Pour voir les coulées
En venant du Nord comme en venant du Sud, un accès piéton aux coulées est possible, au prix de deux kilomètres de marche (aller).
- Au Nord, les véhicules ne peuvent aller au-delà de l’ancienne décharge de Sainte-Rose, où existe une zone de parking et de demi-tour.
- Au Sud, les véhicules légers ne peuvent aller au-delà du sentier botanique et les bus au-delà de la coulée de la ravine Citrons-Galets (marche beaucoup plus longue). Dans certains cas d’affluence (comme hier soir), tous les véhicules peuvent être arrêtés à Citrons-Galets, dans ce cas, il faut parcourir six kilomètres à pied (aller), ce qui change tout…
- Il faut respecter les balisages mis en place par la gendarmerie et l’ONF.
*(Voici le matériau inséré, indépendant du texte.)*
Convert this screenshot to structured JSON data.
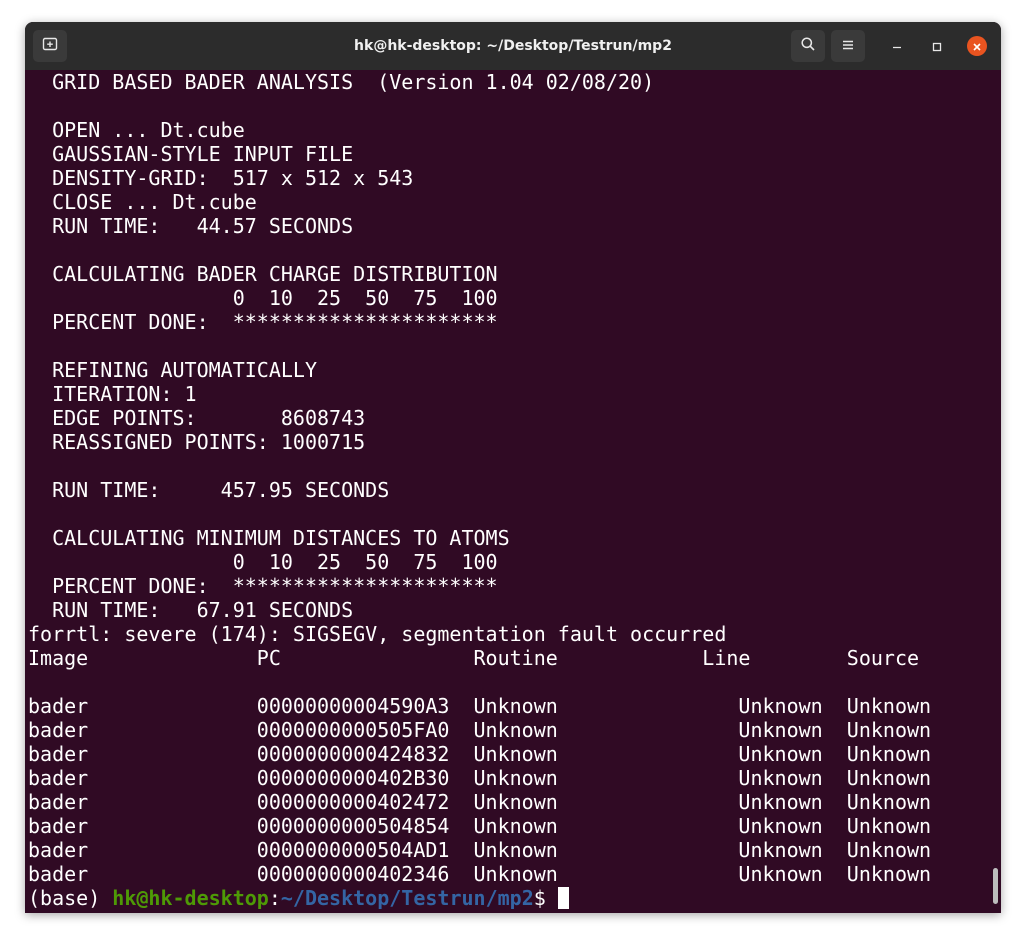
{
  "window": {
    "title": "hk@hk-desktop: ~/Desktop/Testrun/mp2"
  },
  "toolbar": {
    "new_tab_icon": "new-tab-icon",
    "search_icon": "search-icon",
    "menu_icon": "hamburger-menu-icon",
    "minimize_icon": "minimize-icon",
    "maximize_icon": "maximize-icon",
    "close_icon": "close-icon"
  },
  "colors": {
    "terminal_bg": "#300a24",
    "titlebar_bg": "#2c2c2c",
    "prompt_user": "#4e9a06",
    "prompt_path": "#3465a4",
    "close_button": "#e95420"
  },
  "terminal": {
    "lines": [
      "  GRID BASED BADER ANALYSIS  (Version 1.04 02/08/20)",
      "",
      "  OPEN ... Dt.cube",
      "  GAUSSIAN-STYLE INPUT FILE",
      "  DENSITY-GRID:  517 x 512 x 543",
      "  CLOSE ... Dt.cube",
      "  RUN TIME:   44.57 SECONDS",
      "",
      "  CALCULATING BADER CHARGE DISTRIBUTION",
      "                 0  10  25  50  75  100",
      "  PERCENT DONE:  **********************",
      "",
      "  REFINING AUTOMATICALLY",
      "  ITERATION: 1",
      "  EDGE POINTS:       8608743",
      "  REASSIGNED POINTS: 1000715",
      "",
      "  RUN TIME:     457.95 SECONDS",
      "",
      "  CALCULATING MINIMUM DISTANCES TO ATOMS",
      "                 0  10  25  50  75  100",
      "  PERCENT DONE:  **********************",
      "  RUN TIME:   67.91 SECONDS",
      "forrtl: severe (174): SIGSEGV, segmentation fault occurred",
      "Image              PC                Routine            Line        Source",
      "",
      "bader              00000000004590A3  Unknown               Unknown  Unknown",
      "bader              0000000000505FA0  Unknown               Unknown  Unknown",
      "bader              0000000000424832  Unknown               Unknown  Unknown",
      "bader              0000000000402B30  Unknown               Unknown  Unknown",
      "bader              0000000000402472  Unknown               Unknown  Unknown",
      "bader              0000000000504854  Unknown               Unknown  Unknown",
      "bader              0000000000504AD1  Unknown               Unknown  Unknown",
      "bader              0000000000402346  Unknown               Unknown  Unknown"
    ],
    "prompt": {
      "env": "(base) ",
      "user_host": "hk@hk-desktop",
      "separator": ":",
      "path": "~/Desktop/Testrun/mp2",
      "symbol": "$ "
    }
  }
}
- Il faut s’équiper convenablement : chaussures de sport, couvre-chef, vêtement de pluie, lampe le soir, nourriture et surtout eau, car il fait très chaud dans le Grand-Brûlé.
La préfecture demande au public de ne pas s’écarter de la RN 2 pour remonter dans l’enclos ou descendre vers la mer, surtout la nuit. Il faut savoir que les sentiers existants présentent de nombreuses fissures et crevasses, parfois profondes. Le sentier des pêcheurs qui longe le littoral, quant à lui, surplombe de très près parfois une falaise haute de plus de dix mètres, entaillée elle aussi de nombreuses crevasses. Il est beaucoup plus délicat d’accès que celui qui menait à l’éruption de janvier dernier au niveau de la Vierge au parasol.